Was ich anderen Trauernden heute raten würde?
Vielleicht, dass sie besonders am Anfang lernen, ihre starken Gefühle oder auch die empfundene Gefühllosigkeit zu akzeptieren. Niemand sollte sich seinen Schmerz ausreden oder angeblich „angebrachte“ Gefühle einreden lassen. Und niemand hat das Recht, anderen Menschen zu sagen, wie lange ihr Trauerprozess zu dauern hat. Das berühmte Trauerjahr ist kein absoluter Richtwert. Es gibt keine vorgegebene Zeitspanne, wie lange jemand trauern kann, darf und soll. Man kann Menschen nicht über einen Kamm scheren und viele Trauernde brauchen mehr als zwölf Monate, bis sie gelernt haben, mit ihrem Verlust umzugehen. Und es wird auch einen Unterschied machen, ob jemand seinen Partner, einen Elternteil, Geschwister oder sein Kind verloren hat. Zum Glück gibt es fast überall schon Trauerbewältigungsgruppen, in denen sich Menschen, die jemanden verloren haben, mit anderen treffen und in einem geschützten Rahmen austauschen können.
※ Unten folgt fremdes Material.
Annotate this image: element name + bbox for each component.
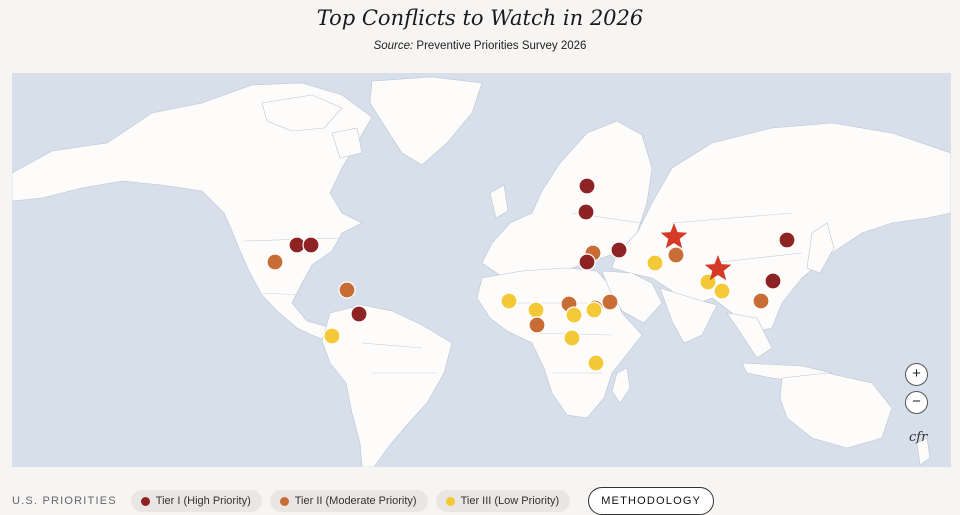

Mir persönlich hat letztendlich das Schreiben in meinem Tagebuch sehr gutgetan. Ihm konnte ich Tag und Nacht alles anvertrauen, was mich beschäftigt und gequält hat. Und auch der Tipp einer Freundin, mir einen Tagesplan zu erstellen, damit vor allem meine Wochenenden wieder Struktur bekommen, hat mir sehr geholfen. Und ich habe nach der ersten, ganz akuten Phase meiner Trauer bald wieder gearbeitet. Mein Job hat mir geholfen, tagsüber unter Leute zu kommen und mich mit anderen Dingen zu beschäftigen. Damals bin ich auch sehr viel spazieren gegangen, die Bewegung war wichtig für mich, um körperliche Spannungen abzubauen.
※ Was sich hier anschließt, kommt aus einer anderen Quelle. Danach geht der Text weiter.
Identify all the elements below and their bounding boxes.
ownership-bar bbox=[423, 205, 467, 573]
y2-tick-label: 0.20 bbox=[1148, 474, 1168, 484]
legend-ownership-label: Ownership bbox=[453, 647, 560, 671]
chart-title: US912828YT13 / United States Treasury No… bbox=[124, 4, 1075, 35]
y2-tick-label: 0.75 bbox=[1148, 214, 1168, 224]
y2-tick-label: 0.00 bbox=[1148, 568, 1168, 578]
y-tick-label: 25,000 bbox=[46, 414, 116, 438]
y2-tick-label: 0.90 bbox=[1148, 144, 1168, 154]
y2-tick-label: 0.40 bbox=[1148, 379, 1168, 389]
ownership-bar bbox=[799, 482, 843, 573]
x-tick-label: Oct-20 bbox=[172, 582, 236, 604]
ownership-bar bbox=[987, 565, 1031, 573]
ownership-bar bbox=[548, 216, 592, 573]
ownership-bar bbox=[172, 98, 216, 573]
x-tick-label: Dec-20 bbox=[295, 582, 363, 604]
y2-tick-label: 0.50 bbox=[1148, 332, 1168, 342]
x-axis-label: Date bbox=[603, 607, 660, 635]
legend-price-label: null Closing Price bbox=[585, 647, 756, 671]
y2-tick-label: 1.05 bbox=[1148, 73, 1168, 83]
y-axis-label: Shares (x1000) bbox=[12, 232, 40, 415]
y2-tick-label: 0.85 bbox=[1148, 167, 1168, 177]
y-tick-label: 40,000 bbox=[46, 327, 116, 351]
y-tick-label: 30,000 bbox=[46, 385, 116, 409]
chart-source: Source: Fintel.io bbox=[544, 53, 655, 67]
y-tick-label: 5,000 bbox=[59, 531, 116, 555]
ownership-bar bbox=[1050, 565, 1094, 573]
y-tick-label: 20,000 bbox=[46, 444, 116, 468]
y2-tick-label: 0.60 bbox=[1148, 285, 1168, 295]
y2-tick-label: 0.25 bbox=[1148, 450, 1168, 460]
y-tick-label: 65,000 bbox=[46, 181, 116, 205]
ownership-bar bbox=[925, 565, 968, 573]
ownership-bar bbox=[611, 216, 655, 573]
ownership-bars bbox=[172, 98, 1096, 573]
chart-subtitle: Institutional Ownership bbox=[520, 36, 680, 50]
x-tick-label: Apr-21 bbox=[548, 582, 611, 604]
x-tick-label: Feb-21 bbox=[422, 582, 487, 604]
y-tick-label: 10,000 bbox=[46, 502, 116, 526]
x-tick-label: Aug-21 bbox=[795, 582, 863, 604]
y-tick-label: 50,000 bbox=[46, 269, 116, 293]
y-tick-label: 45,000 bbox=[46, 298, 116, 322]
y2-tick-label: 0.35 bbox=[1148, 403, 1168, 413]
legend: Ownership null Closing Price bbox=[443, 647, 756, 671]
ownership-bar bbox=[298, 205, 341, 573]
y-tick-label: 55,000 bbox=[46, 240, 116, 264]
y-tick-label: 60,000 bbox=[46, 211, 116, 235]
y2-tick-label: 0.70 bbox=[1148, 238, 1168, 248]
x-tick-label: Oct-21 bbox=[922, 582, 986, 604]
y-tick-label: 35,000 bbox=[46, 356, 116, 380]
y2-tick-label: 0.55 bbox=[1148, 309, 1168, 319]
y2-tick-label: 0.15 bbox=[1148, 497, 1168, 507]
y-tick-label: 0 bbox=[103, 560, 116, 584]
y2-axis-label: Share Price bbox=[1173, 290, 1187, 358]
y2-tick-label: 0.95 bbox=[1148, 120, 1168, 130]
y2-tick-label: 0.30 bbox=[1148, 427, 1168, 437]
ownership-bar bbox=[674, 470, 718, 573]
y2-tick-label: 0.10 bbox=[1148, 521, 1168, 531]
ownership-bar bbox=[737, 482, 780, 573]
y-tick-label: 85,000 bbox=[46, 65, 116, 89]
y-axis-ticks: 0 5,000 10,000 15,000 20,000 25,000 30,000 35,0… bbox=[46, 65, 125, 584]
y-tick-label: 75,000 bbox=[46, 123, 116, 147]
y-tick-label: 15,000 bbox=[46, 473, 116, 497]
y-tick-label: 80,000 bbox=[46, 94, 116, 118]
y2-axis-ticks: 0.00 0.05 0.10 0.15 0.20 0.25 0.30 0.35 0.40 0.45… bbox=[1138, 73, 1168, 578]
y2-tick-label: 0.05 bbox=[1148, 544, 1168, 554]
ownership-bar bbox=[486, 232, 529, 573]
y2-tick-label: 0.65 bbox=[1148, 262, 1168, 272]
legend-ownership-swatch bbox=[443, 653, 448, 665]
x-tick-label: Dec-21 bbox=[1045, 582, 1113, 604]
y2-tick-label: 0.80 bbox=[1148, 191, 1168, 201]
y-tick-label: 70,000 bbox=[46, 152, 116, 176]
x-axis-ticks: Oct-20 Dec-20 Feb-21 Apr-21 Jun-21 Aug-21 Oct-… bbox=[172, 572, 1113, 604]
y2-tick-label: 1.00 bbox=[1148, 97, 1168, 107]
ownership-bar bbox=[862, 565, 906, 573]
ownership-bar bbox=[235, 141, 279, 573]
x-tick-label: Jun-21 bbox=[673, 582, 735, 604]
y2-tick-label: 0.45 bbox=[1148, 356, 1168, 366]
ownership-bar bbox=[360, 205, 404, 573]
Im Laufe der Zeit ist es mir immer besser gelungen, das, was passiert ist, zu realisieren. Ich konnte meine Trauer fließen lassen und eine neue Form von Beziehung zu meinem verstorbenen Mann aufbauen. Ich habe versucht, Unausgesprochenes und Unerledigtes für mich zu klären und einen letzten Brief an ihn geschrieben. Aber vor allem habe ich begonnen, mein eigenes Leben wieder zu schätzen und mich nicht schuldig zu fühlen, weil ich noch hier bin.
Trotzdem sind manche Tage schwer für mich. Manfreds Geburtstag, unser Hochzeitstag und auch Weihnachten sind Zeiten, an denen die Trauer wieder hochkommt. Aber inzwischen weiß ich, dass sie auch wieder vergeht. Trotzdem war es schwer für mich, mich von Manfreds Sachen zu trennen. Was behalten, was wegwerfen? Das war eine Frage, die mich lange beschäftigt hat. Aber auch hier gibt es wohl keine Standardantwort. Deshalb habe ich mich letztendlich dafür entschieden, die Sache in meinem eigenen Tempo anzugehen. Ich wollte mich nicht dazu zwingen, übereilt Dinge auszusortieren, an denen mein Herz hängt.
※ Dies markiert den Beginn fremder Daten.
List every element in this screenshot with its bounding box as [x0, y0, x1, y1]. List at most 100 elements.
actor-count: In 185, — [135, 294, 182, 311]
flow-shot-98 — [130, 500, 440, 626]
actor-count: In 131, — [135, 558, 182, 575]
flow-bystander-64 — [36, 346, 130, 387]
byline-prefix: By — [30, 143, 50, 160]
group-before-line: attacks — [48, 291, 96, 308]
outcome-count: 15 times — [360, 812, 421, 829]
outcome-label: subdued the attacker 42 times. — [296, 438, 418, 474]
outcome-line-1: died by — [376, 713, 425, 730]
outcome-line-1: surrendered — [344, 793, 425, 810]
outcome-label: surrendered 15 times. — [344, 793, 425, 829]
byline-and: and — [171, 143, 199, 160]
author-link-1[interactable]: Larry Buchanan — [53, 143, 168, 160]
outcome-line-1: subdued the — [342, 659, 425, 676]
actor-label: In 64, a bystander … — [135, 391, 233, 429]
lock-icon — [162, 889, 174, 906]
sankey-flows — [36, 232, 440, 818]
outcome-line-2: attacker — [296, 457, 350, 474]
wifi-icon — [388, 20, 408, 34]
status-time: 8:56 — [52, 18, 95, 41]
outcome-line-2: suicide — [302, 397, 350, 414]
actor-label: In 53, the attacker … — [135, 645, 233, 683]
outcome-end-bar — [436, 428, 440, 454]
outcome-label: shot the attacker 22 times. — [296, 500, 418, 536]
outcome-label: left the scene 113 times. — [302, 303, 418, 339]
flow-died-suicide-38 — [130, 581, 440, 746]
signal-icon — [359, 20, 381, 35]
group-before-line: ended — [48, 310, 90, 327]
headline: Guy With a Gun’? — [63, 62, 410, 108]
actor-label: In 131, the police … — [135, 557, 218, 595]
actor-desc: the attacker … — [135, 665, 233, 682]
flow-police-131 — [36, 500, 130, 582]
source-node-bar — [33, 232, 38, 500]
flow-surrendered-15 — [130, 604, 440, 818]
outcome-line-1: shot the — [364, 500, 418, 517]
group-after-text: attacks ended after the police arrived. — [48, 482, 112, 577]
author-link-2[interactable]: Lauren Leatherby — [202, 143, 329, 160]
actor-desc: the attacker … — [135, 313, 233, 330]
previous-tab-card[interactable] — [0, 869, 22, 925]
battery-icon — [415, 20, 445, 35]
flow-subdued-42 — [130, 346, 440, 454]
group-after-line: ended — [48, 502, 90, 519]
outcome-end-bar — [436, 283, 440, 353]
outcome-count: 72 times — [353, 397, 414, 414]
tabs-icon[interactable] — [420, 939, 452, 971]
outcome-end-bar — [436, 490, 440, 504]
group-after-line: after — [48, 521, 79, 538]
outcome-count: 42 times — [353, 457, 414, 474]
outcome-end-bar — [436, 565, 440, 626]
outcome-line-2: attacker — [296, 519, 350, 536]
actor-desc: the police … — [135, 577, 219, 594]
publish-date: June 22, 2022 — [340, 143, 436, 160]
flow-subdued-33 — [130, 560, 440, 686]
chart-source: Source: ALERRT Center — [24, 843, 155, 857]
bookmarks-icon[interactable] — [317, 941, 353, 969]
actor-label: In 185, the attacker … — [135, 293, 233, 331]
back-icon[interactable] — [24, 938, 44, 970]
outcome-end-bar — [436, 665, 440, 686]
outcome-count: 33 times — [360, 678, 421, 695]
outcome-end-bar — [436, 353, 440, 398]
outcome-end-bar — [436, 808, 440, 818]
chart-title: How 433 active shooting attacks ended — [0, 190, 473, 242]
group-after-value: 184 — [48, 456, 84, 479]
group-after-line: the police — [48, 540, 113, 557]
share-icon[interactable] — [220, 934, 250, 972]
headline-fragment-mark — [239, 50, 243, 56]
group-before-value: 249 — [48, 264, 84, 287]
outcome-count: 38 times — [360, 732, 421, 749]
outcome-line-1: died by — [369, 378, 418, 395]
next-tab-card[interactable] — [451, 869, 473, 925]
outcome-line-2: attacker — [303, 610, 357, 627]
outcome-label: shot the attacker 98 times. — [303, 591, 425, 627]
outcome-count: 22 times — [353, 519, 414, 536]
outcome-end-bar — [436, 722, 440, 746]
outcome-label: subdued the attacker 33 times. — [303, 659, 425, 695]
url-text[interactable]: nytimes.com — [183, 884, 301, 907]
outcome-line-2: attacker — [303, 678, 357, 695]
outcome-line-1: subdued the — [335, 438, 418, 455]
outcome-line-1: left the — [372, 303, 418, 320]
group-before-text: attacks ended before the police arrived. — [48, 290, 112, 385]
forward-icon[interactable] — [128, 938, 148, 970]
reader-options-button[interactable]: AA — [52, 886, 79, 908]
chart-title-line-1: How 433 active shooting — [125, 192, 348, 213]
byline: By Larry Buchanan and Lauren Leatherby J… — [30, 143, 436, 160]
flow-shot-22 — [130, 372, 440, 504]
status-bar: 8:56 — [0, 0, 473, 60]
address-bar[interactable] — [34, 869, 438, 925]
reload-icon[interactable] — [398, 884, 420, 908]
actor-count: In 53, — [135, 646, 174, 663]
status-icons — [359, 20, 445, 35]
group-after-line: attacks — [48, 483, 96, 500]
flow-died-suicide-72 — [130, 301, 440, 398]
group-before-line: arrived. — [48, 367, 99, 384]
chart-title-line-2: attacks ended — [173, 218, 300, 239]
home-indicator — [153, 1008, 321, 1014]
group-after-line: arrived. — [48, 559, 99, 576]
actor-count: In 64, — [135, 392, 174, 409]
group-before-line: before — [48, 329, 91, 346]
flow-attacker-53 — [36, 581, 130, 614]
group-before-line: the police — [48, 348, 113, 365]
Der Tod meines Mannes erfüllt mich immer noch mit Wehmut, aber mittlerweile kann ich auch hoffnungsvoll in die Zukunft blicken. Niemand wird die Lücke, die sein Verlust bei mir und anderen hinterlassen hat, ersetzen können. Aber ich bemühe mich, meinen Blick immer öfter auch auf das zu lenken, was das Leben immer noch für mich bereithält.